Refúgio

Por Leonel Veloso, em CRÔNICA

Refúgio

09 de Agosto de 2017 às 00:10

Basta eu pôr o pé fora de casa, o que tento evitar amiúde, para me confrontar com uma legião de inconformados. Sim, não posso chegar no boteco que, após cumprimentos formais e sadios, já escuto os lamentos de meus pares preocupados com a situação do mundo e acabo me contagiando, pois afinal também sou pai e não me escuso quanto a indefinição sobre os novos tempos.
Trato de respirar profundamente a espera de uma sentença que amenize toda ansiedade e me sinto surpreso quando isso ocorre. Não sei se porque vivo em um país onde a crise seja atemporal ou por entender um pouco sobre a história, mesmo superficialmente, os acontecimentos que para outros pareçam absurdo soem para mim como repetições de um passado não tão recente.
Um dia desses, lendo Balzac, dentre outros que descrevem os costumes da curiosa raça humana, me enxerguei transitando em outro tempo e me imaginei em meio aquele ambiente, tentando enxergar em mim um ser menos resignado.
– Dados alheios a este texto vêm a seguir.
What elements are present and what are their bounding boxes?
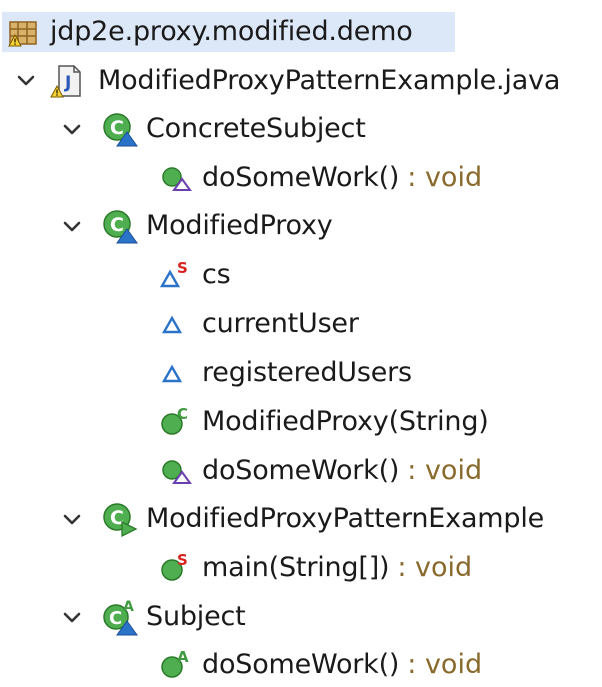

Se hoje os estudiosos falam de um mundo em constante transformação, que mal podemos acompanhá-lo, hesitei e regredi alguns séculos para encontrar conforto na célebre obra de Lampedusa, que dizia que “algo deve mudar para que tudo continue como está”.
Isso me trouxe alusões sobre as formas de poder com menos entusiasmos, divagando sobre o que realmente move a política – esta celeuma embriagada de proselitismo – senão o interesse próprio, e sobre como as decisões envolvem uma complexidade de fatores.
Voltando aos botecos da vida, onde o álcool nos encontra, tratando de começar mais um debate, um amigo afirma que existe uma corrente filosófica que acredita na imutabilidade das coisas, fruto do conhecimento clássico. Em seguida, outro colega acrescenta que a teoria oposta, ressuscitada por um filósofo alemão, observava que a revolução move o ser humano. Eu digo apenas: senta aí, amigo, as coisas não são tão simples assim.
A frase parece um gatilho para uma chuva de discussão. Alguns reducionistas, outros com mais profundidade, perfazem os mais polêmicos assuntos e se esbarram uns aos outros para encerrar argumentos perfeitos.
Essas situações têm se repetido de forma corriqueira. Desconfio que a infinidade de notícias despejadas diariamente e que se encontra de fácil acesso na internet seja a força que move tantos “pensadores” e os fazem brotar a cada esquina. A grande rede, que parecia ser uma ferramenta para o homem politizar-se ou tornar-se mais questionador, tem se mostrado como uma fonte superficial de informações, reforçando reuniões de clãs que mais parecem agremiações celebrando suas bobagens, como bem tem observado Vargas Llosa em seu livro A civilização do espetáculo.
Não que eu considere a internet um grande mal, penso nela como um sintoma dos tempos atuais. Certo dia tive a curiosidade de checar os sites mais frequentados pelos brasileiros. Cliquei no Google, este o mais acessado, e me surpreendi com os vinte sites mais visitados no Brasil. Acreditem, é algo para se assustar.
Retomando o imbróglio de um dia de bebedeira, todos concordavam que algo devia mudar (Ô Lampedusa), mas as contradições não fazem do filósofo de bar um impostor. Tentei colocar algo na mesa que soasse polêmico para germinar um raciocínio, mas passei batido. Percebi então que a eloqüência e a persuasão do interlocutor se mostram mais fortes que o conteúdo. Eis que me peguei arrependido por não ter ficado na minha.
Em meio à enxurrada de argumentos, cheguei a tal ponto que disse aos amigos: “calma, profetas, problemas complexos não possuem soluções fáceis!” Uns me olharam em revés, outros se sentiram ofendidos, mas ninguém entendeu. Tomamos a saideira, nos despedimos com abraços efusivos e fui pra casa ruminando a sentença “viver é um ato político” – proferida por um companheiro – para entender o porquê da minha preferência em buscar refúgio na pureza das artes e literatura.